In de romans van Powers dringt de wetenschap diep door in het dagelijkse leven. Maar de wetenschap staat zij aan zij met de twijfel. Hoe meer feiten boven tafel komen, hoe meer vragen ernaast komen te liggen. Het gaat Weber hoe langer hoe meer dagen dat hij zelf eveneens aan waanideeën lijdt. Aan de hand van de beschikbare feiten componeert iedereen zijn eigen verhaal, beseft Weber, en in dat verhaal gelooft men vervolgens heilig. Maar de werkelijkheid is zo complex en veelkantig dat je én in het dagelijkse leven én in de wetenschap de realiteit nooit van één kant kunt bekijken.

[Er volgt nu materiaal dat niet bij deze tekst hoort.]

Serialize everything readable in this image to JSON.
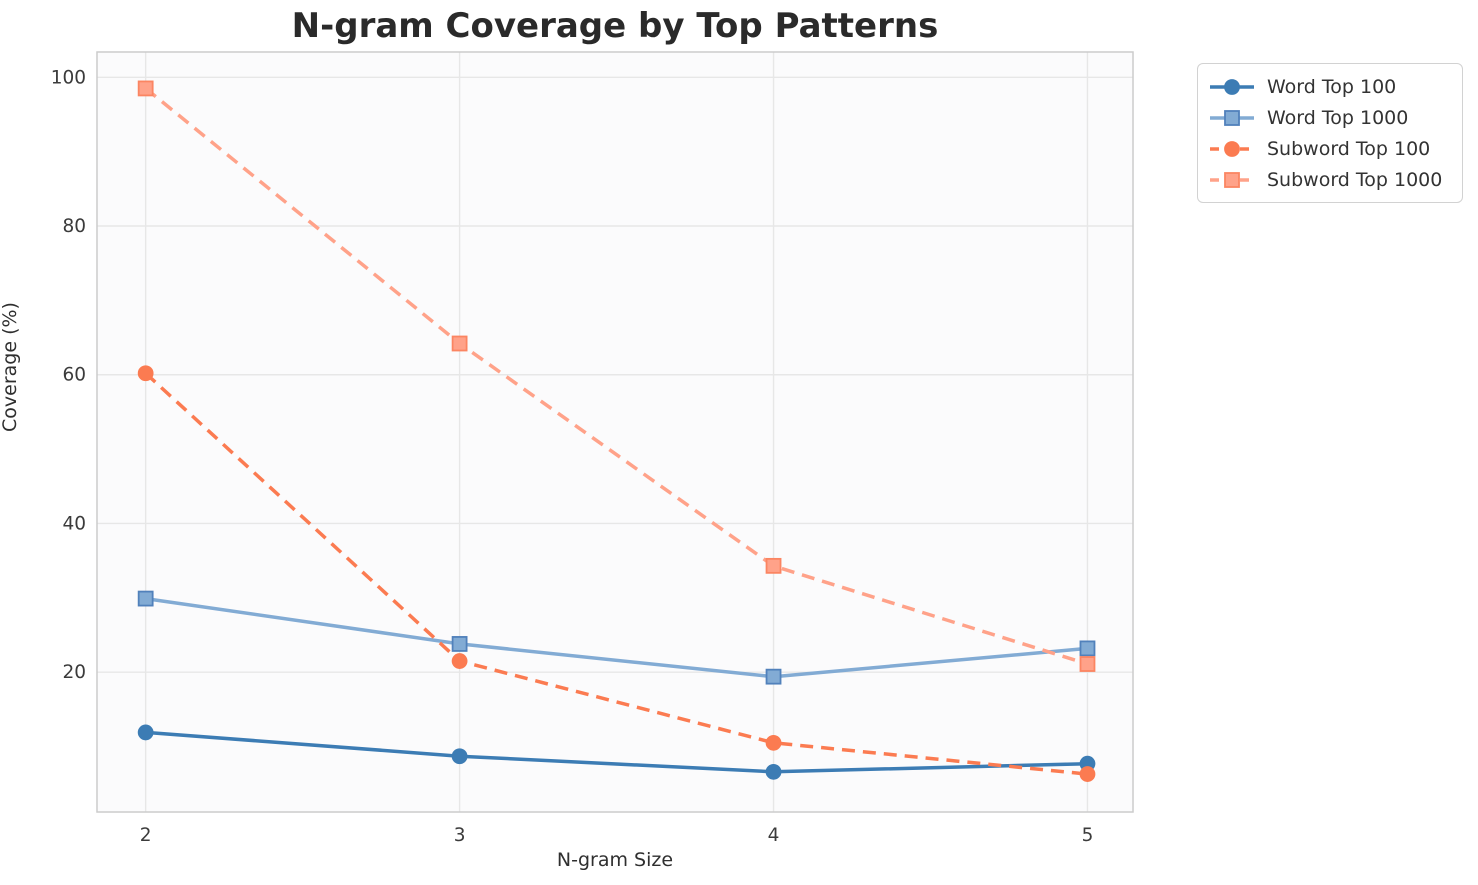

Powers’ hoge inzet resulteert niet in een ideeënroman, waarin essayistische uitweidingen het boek gewicht moeten geven en het menselijke aspect geen ruimte krijgt. Hij houdt van een goed plot. Typerend zijn dan ook de door het boek gewoven thrillerelementen. Want hoe kan het dat een ervaren automobilist als Mark ooit op een voor hem overbekende weg is verongelukt? Tegelijk bouwt Powers elk personage uiterst realistisch op. Hij is een meester van de dialoog, of beter gezegd: hij is een meester van de confrontatie. Als geen ander maakt hij de onderhuidse irritatie tussen twee discussiërende neurologen voelbaar, de ingesleten maniertjes van een man en vrouw die al dertig jaar zijn getrouwd of de subtiele wisselwerking tussen twee gebrouilleerde jeugvrienden. Met datzelfde vakmanschap brengt hij literatuur en wetenschap tegen over elkaar in stelling.